DIY, Bicaraindonesia.id – Komunitas-Komunitas Pelestari Seni Budaya Nusantara akan menggelar Sarasehan Nasional Budaya Nusantara di Yogyakarta pada Mei 2020 nanti. Pertemuan ini akan diikuti oleh raja-raja se-Indonesia.
Acara tersebut dilandasi oleh keprihatinan terhadap gempuran modernitas yang mengikis nilai-nilai budaya geneasi muda.
Wakil Gubernur DIY, KGPAA Paku Alam X pun mendukung penuh rencana tersebut. Dukungan tersebut disampaikan Sri Paduka pada saat menerima audiensi Komunitas Pelestari Seni Budaya Nusantara, Jumat (06/12) di Gedhong Pare Anom, Kompleks Kepatihan, Yogyakarta.
Sri Paduka menyampaikan, sudah saatnya kearifan lokal yang merupakan warisan leluhur harus dilestarikan dengan cara menerapkan pada kehidupan sehari-hari.
“Budaya kita mengajarkan segala hal yang bisa diterapkan dalam setiap lini kehidupan. Budaya kita adalah pendidik yang bisa menjadi bekal untuk hidup berdampingan dengan baik,” papar Sri Paduka.
Menurutnya, lemahnya akar budaya yang dimiliki oleh masyarakat, dapat memicu gesekan pada setiap perbedaan. Padahal, hal tersebut tidak perlu terjadi apabila setiap individu memahami dan memegang teguh adat istiadat, budaya dan kearifan lokal peninggalan nenek moyang.
“Harus ada harmoni dan keselarasan dalam masyarakat meskipun banyak perbedaan. Kita analogikan dengan gamelan saja, apabila memiliki bunyi yang sama apakah akan ada keindahan komposisi suara? Tentu tidak. Perbedaan pada gamelan adalah unsur utama harmonisasi dan keselarasan. Ini yang harus kita terapkan,” ungkap Sri Paduka.
Karena itu, Sri Paduka sangat mengapresiasi apa yang Komunitas-Komunitas Pelestari Seni Budaya Nusantara ini gagas.

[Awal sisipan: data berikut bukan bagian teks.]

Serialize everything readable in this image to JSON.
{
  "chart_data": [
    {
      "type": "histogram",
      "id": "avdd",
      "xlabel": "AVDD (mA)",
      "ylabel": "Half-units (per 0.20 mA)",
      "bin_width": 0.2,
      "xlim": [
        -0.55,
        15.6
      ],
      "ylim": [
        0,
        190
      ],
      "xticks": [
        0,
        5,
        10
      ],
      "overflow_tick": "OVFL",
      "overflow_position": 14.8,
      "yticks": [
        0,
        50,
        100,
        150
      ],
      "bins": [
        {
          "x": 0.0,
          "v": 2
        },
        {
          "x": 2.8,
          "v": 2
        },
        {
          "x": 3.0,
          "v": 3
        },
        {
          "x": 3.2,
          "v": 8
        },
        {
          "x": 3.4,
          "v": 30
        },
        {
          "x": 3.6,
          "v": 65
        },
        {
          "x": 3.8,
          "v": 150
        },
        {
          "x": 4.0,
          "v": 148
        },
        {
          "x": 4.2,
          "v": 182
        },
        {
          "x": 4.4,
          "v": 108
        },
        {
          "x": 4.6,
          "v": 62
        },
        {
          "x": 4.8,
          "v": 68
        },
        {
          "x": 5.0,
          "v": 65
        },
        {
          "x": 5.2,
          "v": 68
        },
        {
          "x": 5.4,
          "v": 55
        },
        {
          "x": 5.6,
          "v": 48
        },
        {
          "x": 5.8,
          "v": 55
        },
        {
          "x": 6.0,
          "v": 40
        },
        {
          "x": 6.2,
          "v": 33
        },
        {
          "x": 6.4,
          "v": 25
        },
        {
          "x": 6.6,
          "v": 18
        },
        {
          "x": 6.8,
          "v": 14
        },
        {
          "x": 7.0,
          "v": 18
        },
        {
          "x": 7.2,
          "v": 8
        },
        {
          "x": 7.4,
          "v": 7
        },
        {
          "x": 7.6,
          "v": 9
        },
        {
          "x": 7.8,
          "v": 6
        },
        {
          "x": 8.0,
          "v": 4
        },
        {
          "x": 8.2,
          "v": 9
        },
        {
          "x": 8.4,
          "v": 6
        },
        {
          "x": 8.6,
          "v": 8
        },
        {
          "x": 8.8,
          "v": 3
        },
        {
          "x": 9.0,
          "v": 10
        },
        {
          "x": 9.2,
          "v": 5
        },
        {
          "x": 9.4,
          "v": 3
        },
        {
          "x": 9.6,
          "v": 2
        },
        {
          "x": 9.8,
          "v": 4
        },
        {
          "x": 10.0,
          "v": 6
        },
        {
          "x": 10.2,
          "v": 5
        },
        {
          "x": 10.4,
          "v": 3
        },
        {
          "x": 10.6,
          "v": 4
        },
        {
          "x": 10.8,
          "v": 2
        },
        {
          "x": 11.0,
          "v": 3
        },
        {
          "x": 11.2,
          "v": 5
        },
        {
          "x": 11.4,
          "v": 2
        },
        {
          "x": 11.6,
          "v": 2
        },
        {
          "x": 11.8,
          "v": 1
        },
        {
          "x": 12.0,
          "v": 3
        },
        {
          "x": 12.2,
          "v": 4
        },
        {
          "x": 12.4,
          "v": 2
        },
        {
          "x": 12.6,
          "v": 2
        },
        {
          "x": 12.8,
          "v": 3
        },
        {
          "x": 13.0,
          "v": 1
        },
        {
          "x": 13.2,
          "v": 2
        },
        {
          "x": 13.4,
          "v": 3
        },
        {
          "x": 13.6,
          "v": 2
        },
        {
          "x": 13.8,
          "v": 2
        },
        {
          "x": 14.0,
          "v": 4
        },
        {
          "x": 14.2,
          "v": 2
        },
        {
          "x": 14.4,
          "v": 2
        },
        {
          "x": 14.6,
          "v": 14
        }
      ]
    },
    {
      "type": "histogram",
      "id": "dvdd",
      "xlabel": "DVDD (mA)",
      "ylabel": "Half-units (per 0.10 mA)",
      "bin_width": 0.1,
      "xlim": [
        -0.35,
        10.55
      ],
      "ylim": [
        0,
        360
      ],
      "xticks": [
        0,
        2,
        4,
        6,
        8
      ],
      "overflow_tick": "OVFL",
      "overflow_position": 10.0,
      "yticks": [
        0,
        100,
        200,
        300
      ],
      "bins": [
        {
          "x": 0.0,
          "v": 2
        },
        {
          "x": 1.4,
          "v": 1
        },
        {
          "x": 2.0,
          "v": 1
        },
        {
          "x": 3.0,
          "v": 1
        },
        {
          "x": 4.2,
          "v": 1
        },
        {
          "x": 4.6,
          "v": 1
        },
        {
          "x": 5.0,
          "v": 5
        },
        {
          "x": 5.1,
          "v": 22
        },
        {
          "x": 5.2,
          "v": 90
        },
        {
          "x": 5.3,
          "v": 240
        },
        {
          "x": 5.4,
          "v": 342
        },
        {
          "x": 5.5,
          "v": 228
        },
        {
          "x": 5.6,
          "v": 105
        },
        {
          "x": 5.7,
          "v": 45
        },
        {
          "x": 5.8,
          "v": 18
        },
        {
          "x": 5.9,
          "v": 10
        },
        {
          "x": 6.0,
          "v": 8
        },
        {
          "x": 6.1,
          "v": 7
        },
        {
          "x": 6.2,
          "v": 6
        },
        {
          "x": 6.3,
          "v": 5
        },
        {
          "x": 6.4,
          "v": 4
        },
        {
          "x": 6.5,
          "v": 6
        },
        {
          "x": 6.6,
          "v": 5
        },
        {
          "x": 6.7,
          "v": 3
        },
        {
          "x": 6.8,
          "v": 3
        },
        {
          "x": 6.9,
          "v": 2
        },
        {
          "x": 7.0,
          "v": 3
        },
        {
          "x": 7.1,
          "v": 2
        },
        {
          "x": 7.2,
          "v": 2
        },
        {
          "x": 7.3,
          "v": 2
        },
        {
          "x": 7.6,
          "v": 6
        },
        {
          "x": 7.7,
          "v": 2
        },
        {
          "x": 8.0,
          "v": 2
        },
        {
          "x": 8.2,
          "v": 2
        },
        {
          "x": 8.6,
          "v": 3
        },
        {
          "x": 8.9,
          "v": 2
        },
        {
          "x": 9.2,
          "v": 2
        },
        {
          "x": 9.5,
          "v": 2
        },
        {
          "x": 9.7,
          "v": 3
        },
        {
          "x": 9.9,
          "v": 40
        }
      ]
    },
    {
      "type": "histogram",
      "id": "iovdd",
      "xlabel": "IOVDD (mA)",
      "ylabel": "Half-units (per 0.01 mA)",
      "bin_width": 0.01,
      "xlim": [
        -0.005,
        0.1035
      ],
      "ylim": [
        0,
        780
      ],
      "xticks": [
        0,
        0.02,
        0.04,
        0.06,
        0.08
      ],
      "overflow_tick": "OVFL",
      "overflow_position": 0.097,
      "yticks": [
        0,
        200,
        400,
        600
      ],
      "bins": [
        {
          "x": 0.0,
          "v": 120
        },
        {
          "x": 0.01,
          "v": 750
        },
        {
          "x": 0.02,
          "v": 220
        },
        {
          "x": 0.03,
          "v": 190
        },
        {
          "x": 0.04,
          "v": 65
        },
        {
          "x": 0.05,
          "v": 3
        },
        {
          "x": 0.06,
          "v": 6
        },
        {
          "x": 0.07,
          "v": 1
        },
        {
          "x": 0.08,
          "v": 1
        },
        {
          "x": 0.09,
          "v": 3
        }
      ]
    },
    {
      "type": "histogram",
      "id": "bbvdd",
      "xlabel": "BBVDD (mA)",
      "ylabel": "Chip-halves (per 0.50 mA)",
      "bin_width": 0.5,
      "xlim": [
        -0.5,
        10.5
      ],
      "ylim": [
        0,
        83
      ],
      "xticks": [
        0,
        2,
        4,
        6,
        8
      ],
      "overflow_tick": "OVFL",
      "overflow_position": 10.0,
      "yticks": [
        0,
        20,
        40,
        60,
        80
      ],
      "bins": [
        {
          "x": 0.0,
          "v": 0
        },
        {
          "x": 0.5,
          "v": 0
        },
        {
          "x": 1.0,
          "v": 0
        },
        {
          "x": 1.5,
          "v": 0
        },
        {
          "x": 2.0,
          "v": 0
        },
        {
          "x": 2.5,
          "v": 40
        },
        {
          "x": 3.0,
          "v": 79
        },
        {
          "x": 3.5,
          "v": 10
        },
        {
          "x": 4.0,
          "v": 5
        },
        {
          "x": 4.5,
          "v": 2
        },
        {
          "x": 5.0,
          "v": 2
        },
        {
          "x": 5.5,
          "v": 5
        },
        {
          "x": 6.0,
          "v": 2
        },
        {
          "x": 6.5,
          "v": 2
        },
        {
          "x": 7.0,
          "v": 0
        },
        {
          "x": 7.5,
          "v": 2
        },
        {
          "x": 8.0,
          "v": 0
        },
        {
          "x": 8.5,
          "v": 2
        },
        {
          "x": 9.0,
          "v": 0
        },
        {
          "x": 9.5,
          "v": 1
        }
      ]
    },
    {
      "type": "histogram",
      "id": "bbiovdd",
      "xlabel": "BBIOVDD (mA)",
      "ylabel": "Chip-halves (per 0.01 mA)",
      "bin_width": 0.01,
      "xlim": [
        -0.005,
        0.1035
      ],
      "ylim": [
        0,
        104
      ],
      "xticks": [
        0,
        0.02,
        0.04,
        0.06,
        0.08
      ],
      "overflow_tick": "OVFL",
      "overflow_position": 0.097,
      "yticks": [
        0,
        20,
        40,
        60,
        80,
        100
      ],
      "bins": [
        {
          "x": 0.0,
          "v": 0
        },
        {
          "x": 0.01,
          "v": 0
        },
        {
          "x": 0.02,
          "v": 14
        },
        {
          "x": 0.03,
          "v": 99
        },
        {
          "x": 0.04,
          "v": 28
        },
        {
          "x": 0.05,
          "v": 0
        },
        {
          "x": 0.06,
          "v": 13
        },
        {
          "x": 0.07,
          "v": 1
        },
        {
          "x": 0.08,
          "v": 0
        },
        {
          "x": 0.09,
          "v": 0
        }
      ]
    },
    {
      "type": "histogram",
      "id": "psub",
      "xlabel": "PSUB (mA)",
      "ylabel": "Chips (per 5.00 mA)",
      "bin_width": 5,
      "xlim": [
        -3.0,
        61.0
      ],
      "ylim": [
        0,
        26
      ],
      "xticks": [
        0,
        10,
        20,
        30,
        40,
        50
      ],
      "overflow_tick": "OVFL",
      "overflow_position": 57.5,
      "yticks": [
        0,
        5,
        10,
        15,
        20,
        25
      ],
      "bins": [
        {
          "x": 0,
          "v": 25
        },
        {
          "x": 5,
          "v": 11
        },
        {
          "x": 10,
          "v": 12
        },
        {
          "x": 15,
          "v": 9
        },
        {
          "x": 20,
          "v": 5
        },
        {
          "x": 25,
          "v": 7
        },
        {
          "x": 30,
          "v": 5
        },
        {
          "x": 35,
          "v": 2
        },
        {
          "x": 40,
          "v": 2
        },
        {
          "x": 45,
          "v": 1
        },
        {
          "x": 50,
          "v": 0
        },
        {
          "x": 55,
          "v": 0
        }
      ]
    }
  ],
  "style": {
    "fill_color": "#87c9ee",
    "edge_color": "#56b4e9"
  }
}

Acara yang nantinya akan digelar di DIY pada Mei mendatang ini diharapkan mampu menghasilkan sesuatu yang positif terhadap kelestarian dan penerapan budaya Indonesia di masyarakat.
“Kita ini lebih dulu menggagas sistem memimpin dengan posisi di depan sebagai contoh, di tengah memberi semangat dan di belakang memberikan dorongan melalui falsafah Tut Wuri Handayani. Itu lebih dulu ada dicetuskan Ki Hajar Dewantara, jauh sebelum ada literasi asing terkait sistem kepemimpinan. Nah, disitulah salah satu kekayaan budaya Indonesia,” papar Sri Paduka.